The Economist "By Invitation" asks:
Economics: Should the ECB raise rates?: Last week, European Central Bank President Jean-Claude Trichet hinted that the ECB may increase interest rates within the next month, and other officials have suggested that as many as three rate increases could take place this year. The announcement came as new figures showed inflation continuing to move upward in January, due in part, but not entirely, to rising energy costs. Central bankers elsewhere, and in Britain especially, will be watching closely to see what the ECB does. Should the ECB begin tightening monetary policy now? If so, how should it go about it; how much tightening is necessary? If not, what course should the ECB navigate?
And Michael Heisse, amazingly, answers "yes":
Economics: Cautious European rate hikes are warranted: There are several factors warranting a rate hike.
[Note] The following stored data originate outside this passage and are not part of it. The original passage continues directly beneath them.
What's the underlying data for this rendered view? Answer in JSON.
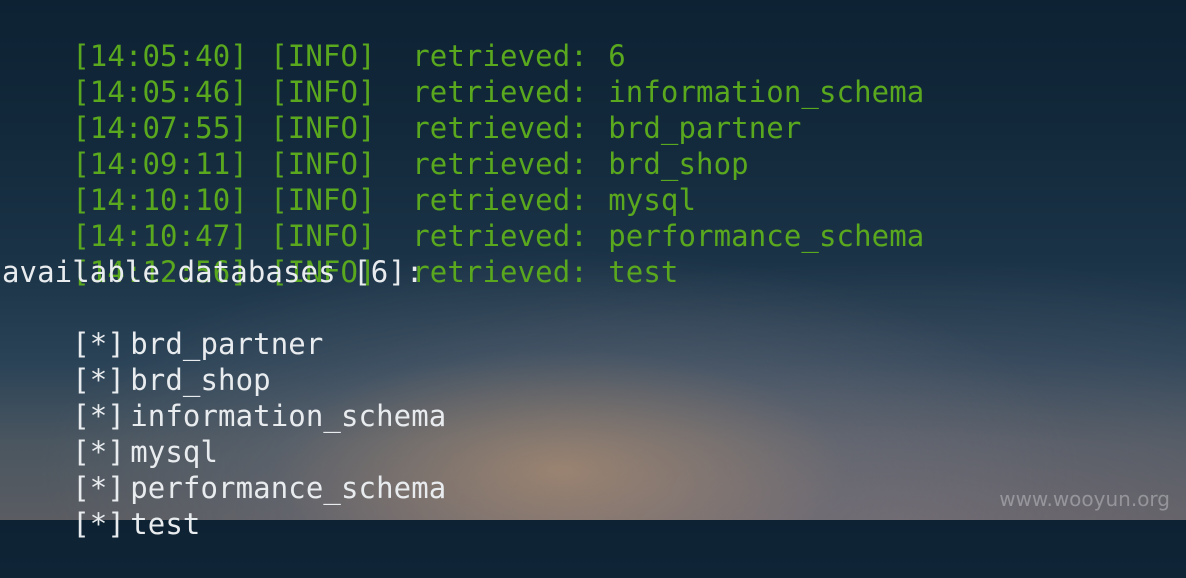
{
  "terminal": {
    "log_lines": [
      {
        "time": "[14:05:40]",
        "level": "[INFO]",
        "message": "retrieved:",
        "value": "6"
      },
      {
        "time": "[14:05:46]",
        "level": "[INFO]",
        "message": "retrieved:",
        "value": "information_schema"
      },
      {
        "time": "[14:07:55]",
        "level": "[INFO]",
        "message": "retrieved:",
        "value": "brd_partner"
      },
      {
        "time": "[14:09:11]",
        "level": "[INFO]",
        "message": "retrieved:",
        "value": "brd_shop"
      },
      {
        "time": "[14:10:10]",
        "level": "[INFO]",
        "message": "retrieved:",
        "value": "mysql"
      },
      {
        "time": "[14:10:47]",
        "level": "[INFO]",
        "message": "retrieved:",
        "value": "performance_schema"
      },
      {
        "time": "[14:12:56]",
        "level": "[INFO]",
        "message": "retrieved:",
        "value": "test"
      }
    ],
    "summary_heading": "available databases [6]:",
    "database_marker": "[*]",
    "databases": [
      "brd_partner",
      "brd_shop",
      "information_schema",
      "mysql",
      "performance_schema",
      "test"
    ]
  },
  "colors": {
    "log_text": "#5aa81e",
    "plain_text": "#e9ecef"
  },
  "watermark": "www.wooyun.org"
}
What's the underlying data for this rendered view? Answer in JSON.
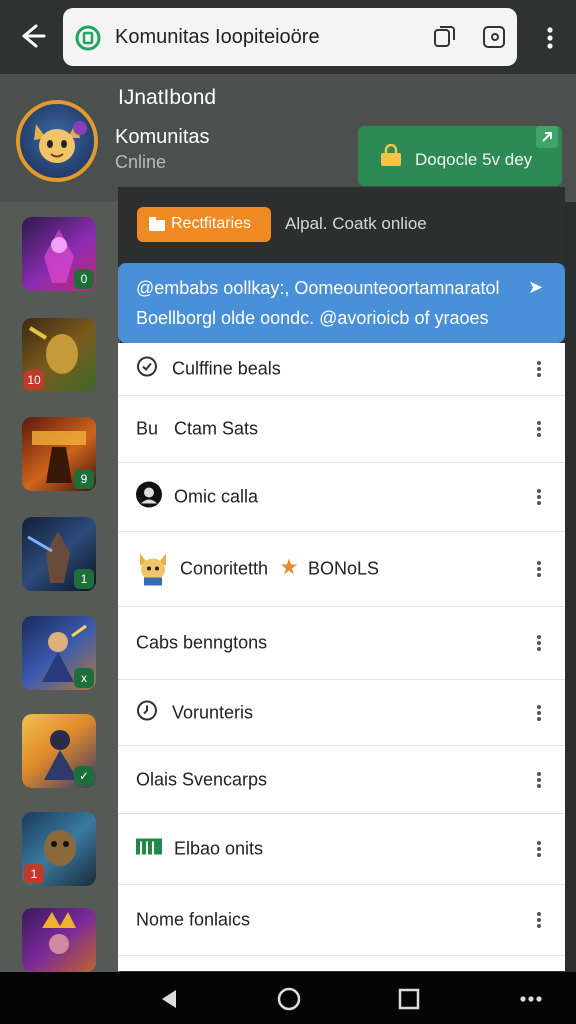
{
  "browser": {
    "back_icon": "arrow-left-icon",
    "url_text": "Komunitas Ioopiteioöre",
    "menu_icon": "kebab-icon"
  },
  "header": {
    "channel_title": "IJnatIbond",
    "profile_name": "Komunitas",
    "profile_status": "Cnline",
    "notification_card_label": "Doqocle 5v dey"
  },
  "games": [
    {
      "name": "game-1",
      "badge": "0"
    },
    {
      "name": "game-2",
      "badge": "10"
    },
    {
      "name": "game-3",
      "badge": "9"
    },
    {
      "name": "game-4",
      "badge": "1"
    },
    {
      "name": "game-5",
      "badge": "x"
    },
    {
      "name": "game-6",
      "badge": "✓"
    },
    {
      "name": "game-7",
      "badge": "1"
    },
    {
      "name": "game-8",
      "badge": ""
    }
  ],
  "panel": {
    "pill_label": "Rectfitaries",
    "status_text": "Alpal. Coatk onlioe",
    "banner_line1": "@embabs oollkay:, Oomeounteoortamnaratol",
    "banner_line2": "Boellborgl olde oondc. @avorioicb of yraoes"
  },
  "menu_items": [
    {
      "label": "Culffine beals",
      "icon": "clock-icon",
      "prefix": ""
    },
    {
      "label": "Ctam Sats",
      "icon": "",
      "prefix": "Bu"
    },
    {
      "label": "Omic calla",
      "icon": "avatar-icon",
      "prefix": ""
    },
    {
      "label": "Conoritetth",
      "icon": "mascot-icon",
      "prefix": "",
      "extra": "BONoLS"
    },
    {
      "label": "Cabs benngtons",
      "icon": "",
      "prefix": ""
    },
    {
      "label": "Vorunteris",
      "icon": "clock-icon",
      "prefix": ""
    },
    {
      "label": "Olais Svencarps",
      "icon": "",
      "prefix": ""
    },
    {
      "label": "Elbao onits",
      "icon": "bars-icon",
      "prefix": ""
    },
    {
      "label": "Nome fonlaics",
      "icon": "",
      "prefix": ""
    }
  ],
  "colors": {
    "accent_orange": "#f08a23",
    "banner_blue": "#4a90d9",
    "card_green": "#2e8a55",
    "avatar_ring": "#e09a2e"
  },
  "navbar": {
    "back": "triangle-back-icon",
    "home": "circle-home-icon",
    "recents": "square-recents-icon",
    "more": "dots-icon"
  }
}
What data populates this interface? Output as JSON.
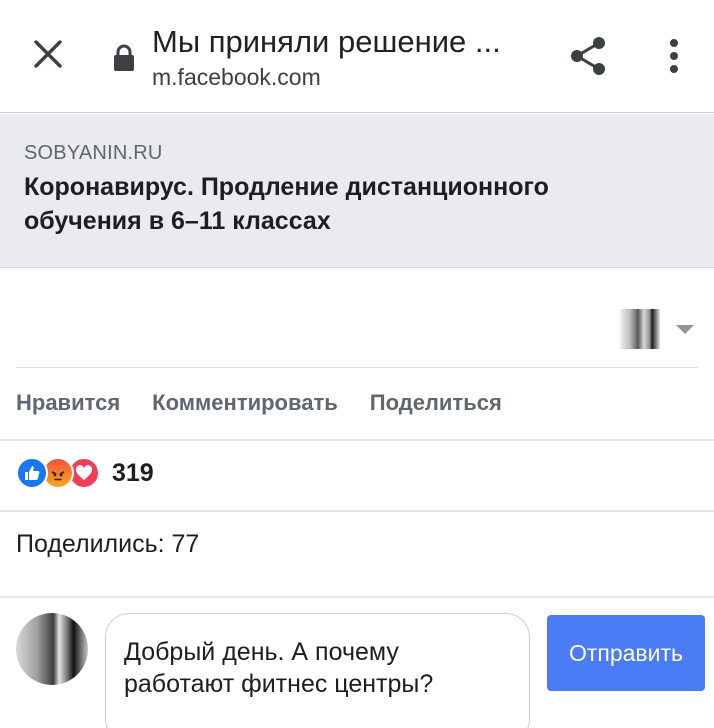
{
  "browser": {
    "title": "Мы приняли решение ...",
    "url": "m.facebook.com",
    "icons": {
      "close": "close-icon",
      "lock": "lock-icon",
      "share": "share-icon",
      "menu": "more-vert-icon"
    }
  },
  "preview": {
    "source": "SOBYANIN.RU",
    "title": "Коронавирус. Продление дистанционного обучения в 6–11 классах"
  },
  "actions": {
    "like": "Нравится",
    "comment": "Комментировать",
    "share": "Поделиться"
  },
  "reactions": {
    "icons": [
      "like-reaction-icon",
      "angry-reaction-icon",
      "love-reaction-icon"
    ],
    "count": "319"
  },
  "shares": {
    "text": "Поделились: 77"
  },
  "composer": {
    "text": "Добрый день. А почему работают фитнес центры?",
    "send_label": "Отправить"
  },
  "colors": {
    "send_button": "#4a7cf6",
    "like": "#1877f2",
    "love": "#f33e58",
    "preview_bg": "#e9ebee"
  }
}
First of all, euro-area inflation has increased of late, largely owing to rising energy and commodity prices. For the ECB, it is crucial that the recent rise in inflation does not give rise to broad-based inflationary pressure.... Inflation rates are likely to stay above 2% in 2011, before moderating again. Ominously, industrial producer prices—which tend to act as an early indicator for consumer prices—accelerated in the course of 2010. The ECB’s monetary policy stance looks increasingly accommodative against the background of a marked pickup in economic activity, due partly to robust growth abroad, but also reflecting improved domestic growth dynamics.
Since the ECB aims at maintaining price stability over the medium term, it also takes into account longer-term risks to price stability emanating from destabilising financial and monetary trends. Accordingly, with renewed excesses bubbling up on the financial markets (commodity markets, capital flows to emerging markets), the markets need to be given a signal that speculative positions based on the assumption of “eternally” low money market rates are risky...
He thinks inflation is likely to fall back below 2% in 2011, and yet he is calling for interest rate increases now?